Des « restaurants de quartier » – vraiment ? Ces imposteurs instagrammables n’ont rien de tel | Lauren O'Neill

Lauren O'Neill - TheGuardian - 28/03
Le terme évoque le confort, l’abordabilité et la communauté. Mais c’est utilisé comme un stratagème marketing cynique, déclare l’écrivain Lauren O’Neill

Qu’est-ce qui fait un restaurant de quartier ? L'expression elle-même est évocatrice, évoquant les types de trattorias ou ocakbaşları ou tavernes locales auxquelles les parieurs reviennent régulièrement. La définition peut varier d'une personne à l'autre, mais un restaurant de quartier se définit sûrement par une combinaison de sa longévité dans la communauté, de son accessibilité et de ses prix abordables.
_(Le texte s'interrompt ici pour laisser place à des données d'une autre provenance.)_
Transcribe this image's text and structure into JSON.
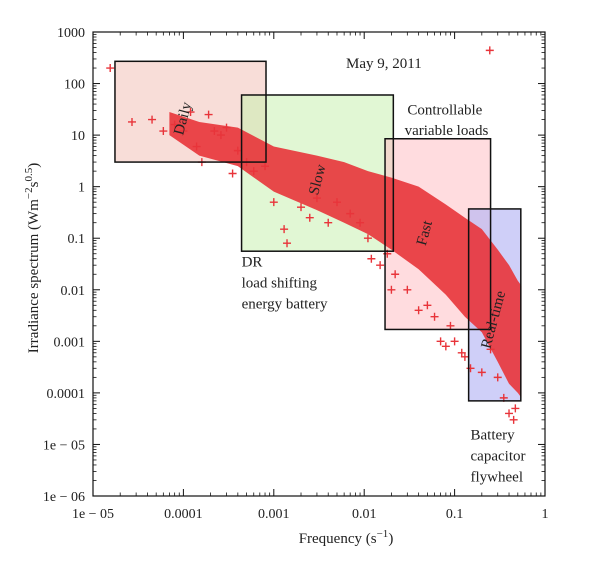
{
  "chart_data": {
    "type": "scatter",
    "title": "",
    "xlabel": "Frequency",
    "xlabel_unit": "s",
    "xlabel_exp": "−1",
    "ylabel": "Irradiance spectrum",
    "ylabel_unit": "Wm",
    "ylabel_exp1": "−2",
    "ylabel_mid": "s",
    "ylabel_exp2": "0.5",
    "xscale": "log",
    "yscale": "log",
    "xlim": [
      1e-05,
      1
    ],
    "ylim": [
      1e-06,
      1000
    ],
    "grid": false,
    "x_ticks": [
      {
        "value": 1e-05,
        "label": "1e − 05"
      },
      {
        "value": 0.0001,
        "label": "0.0001"
      },
      {
        "value": 0.001,
        "label": "0.001"
      },
      {
        "value": 0.01,
        "label": "0.01"
      },
      {
        "value": 0.1,
        "label": "0.1"
      },
      {
        "value": 1,
        "label": "1"
      }
    ],
    "y_ticks": [
      {
        "value": 1000,
        "label": "1000"
      },
      {
        "value": 100,
        "label": "100"
      },
      {
        "value": 10,
        "label": "10"
      },
      {
        "value": 1,
        "label": "1"
      },
      {
        "value": 0.1,
        "label": "0.1"
      },
      {
        "value": 0.01,
        "label": "0.01"
      },
      {
        "value": 0.001,
        "label": "0.001"
      },
      {
        "value": 0.0001,
        "label": "0.0001"
      },
      {
        "value": 1e-05,
        "label": "1e − 05"
      },
      {
        "value": 1e-06,
        "label": "1e − 06"
      }
    ],
    "series": [
      {
        "color": "#e8343a",
        "marker": "+",
        "points": [
          [
            1.55e-05,
            200
          ],
          [
            2.7e-05,
            18
          ],
          [
            4.5e-05,
            20
          ],
          [
            6e-05,
            12
          ],
          [
            8e-05,
            16
          ],
          [
            0.0001,
            12
          ],
          [
            0.00012,
            28
          ],
          [
            0.00014,
            6
          ],
          [
            0.00016,
            3
          ],
          [
            0.00019,
            25
          ],
          [
            0.00022,
            12
          ],
          [
            0.00026,
            10
          ],
          [
            0.0003,
            14
          ],
          [
            0.00035,
            1.8
          ],
          [
            0.0004,
            5
          ],
          [
            0.0005,
            3
          ],
          [
            0.0006,
            2
          ],
          [
            0.0008,
            2.5
          ],
          [
            0.001,
            0.5
          ],
          [
            0.0013,
            0.15
          ],
          [
            0.0014,
            0.08
          ],
          [
            0.002,
            0.4
          ],
          [
            0.0025,
            0.25
          ],
          [
            0.003,
            0.6
          ],
          [
            0.004,
            0.2
          ],
          [
            0.005,
            0.5
          ],
          [
            0.007,
            0.3
          ],
          [
            0.009,
            0.2
          ],
          [
            0.011,
            0.1
          ],
          [
            0.012,
            0.04
          ],
          [
            0.015,
            0.03
          ],
          [
            0.018,
            0.05
          ],
          [
            0.02,
            0.01
          ],
          [
            0.022,
            0.02
          ],
          [
            0.03,
            0.01
          ],
          [
            0.04,
            0.004
          ],
          [
            0.05,
            0.005
          ],
          [
            0.06,
            0.003
          ],
          [
            0.07,
            0.001
          ],
          [
            0.08,
            0.0008
          ],
          [
            0.09,
            0.002
          ],
          [
            0.1,
            0.001
          ],
          [
            0.12,
            0.0006
          ],
          [
            0.13,
            0.0005
          ],
          [
            0.15,
            0.0003
          ],
          [
            0.2,
            0.00025
          ],
          [
            0.25,
            0.0007
          ],
          [
            0.3,
            0.0002
          ],
          [
            0.35,
            8e-05
          ],
          [
            0.4,
            4e-05
          ],
          [
            0.45,
            3e-05
          ],
          [
            0.47,
            5e-05
          ],
          [
            0.245,
            440
          ]
        ]
      }
    ],
    "bands": [
      {
        "name": "Daily",
        "color": "#e8343a",
        "edges": [
          [
            7e-05,
            10,
            28
          ],
          [
            0.00015,
            4,
            18
          ],
          [
            0.0004,
            2.5,
            14
          ],
          [
            0.001,
            0.8,
            6
          ],
          [
            0.003,
            0.35,
            4
          ],
          [
            0.006,
            0.2,
            3
          ],
          [
            0.011,
            0.12,
            2
          ],
          [
            0.02,
            0.06,
            1.5
          ],
          [
            0.04,
            0.025,
            1
          ],
          [
            0.08,
            0.008,
            0.45
          ],
          [
            0.13,
            0.003,
            0.25
          ],
          [
            0.2,
            0.0015,
            0.15
          ],
          [
            0.3,
            0.0004,
            0.06
          ],
          [
            0.4,
            0.00015,
            0.03
          ],
          [
            0.5,
            0.0001,
            0.015
          ],
          [
            0.55,
            8e-05,
            0.012
          ]
        ]
      }
    ],
    "regions": [
      {
        "label": "Daily",
        "x": [
          1.75e-05,
          0.00082
        ],
        "y": [
          3,
          270
        ],
        "fill": "#f3c1b8",
        "opacity": 0.55
      },
      {
        "label": "Slow",
        "x": [
          0.00044,
          0.021
        ],
        "y": [
          0.056,
          60
        ],
        "fill": "#c9f0b0",
        "opacity": 0.55
      },
      {
        "label": "Fast",
        "x": [
          0.017,
          0.25
        ],
        "y": [
          0.0017,
          8.5
        ],
        "fill": "#ffbfc4",
        "opacity": 0.55
      },
      {
        "label": "Real-time",
        "x": [
          0.143,
          0.54
        ],
        "y": [
          7e-05,
          0.37
        ],
        "fill": "#b5b5f5",
        "opacity": 0.65
      }
    ],
    "annotations": [
      {
        "text": "May 9, 2011",
        "x": 0.0063,
        "y": 200,
        "anchor": "start"
      },
      {
        "text": "Controllable",
        "x": 0.03,
        "y": 25,
        "anchor": "start"
      },
      {
        "text": "variable loads",
        "x": 0.028,
        "y": 10,
        "anchor": "start"
      },
      {
        "text": "DR",
        "x": 0.00044,
        "y": 0.028,
        "anchor": "start"
      },
      {
        "text": "load shifting",
        "x": 0.00044,
        "y": 0.011,
        "anchor": "start"
      },
      {
        "text": "energy battery",
        "x": 0.00044,
        "y": 0.0043,
        "anchor": "start"
      },
      {
        "text": "Battery",
        "x": 0.15,
        "y": 1.25e-05,
        "anchor": "start"
      },
      {
        "text": "capacitor",
        "x": 0.15,
        "y": 4.9e-06,
        "anchor": "start"
      },
      {
        "text": "flywheel",
        "x": 0.15,
        "y": 1.9e-06,
        "anchor": "start"
      }
    ],
    "rotated_labels": [
      {
        "text": "Daily",
        "x": 0.00011,
        "y": 20
      },
      {
        "text": "Slow",
        "x": 0.0034,
        "y": 1.3
      },
      {
        "text": "Fast",
        "x": 0.052,
        "y": 0.12
      },
      {
        "text": "Real-time",
        "x": 0.3,
        "y": 0.0025
      }
    ]
  }
}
Cependant, au cours des six derniers mois, j’ai vu le label « restaurant de quartier » constamment déployé dans les courriels de relations publiques présentant un type d’établissement très différent. Le but, j’imagine, est d’évoquer un sentiment de confort et de communauté – mais il y a quelque chose de bizarre là-dedans.

Ces restaurants de quartier autoproclamés ressemblent généralement à ceci : les murs sont blancs, les vins sont « à faible intervention » (c'est-à-dire naturels) et l'image de marque est décontractée et conviviale pour le défilement Instagram. Les « ingrédients de saison » et les plats « européens modernes » abondent. On pourrait s'attendre par définition à ce qu'un restaurant de quartier réponde aux besoins spécifique...
[Courte citation de 8% de l'article original]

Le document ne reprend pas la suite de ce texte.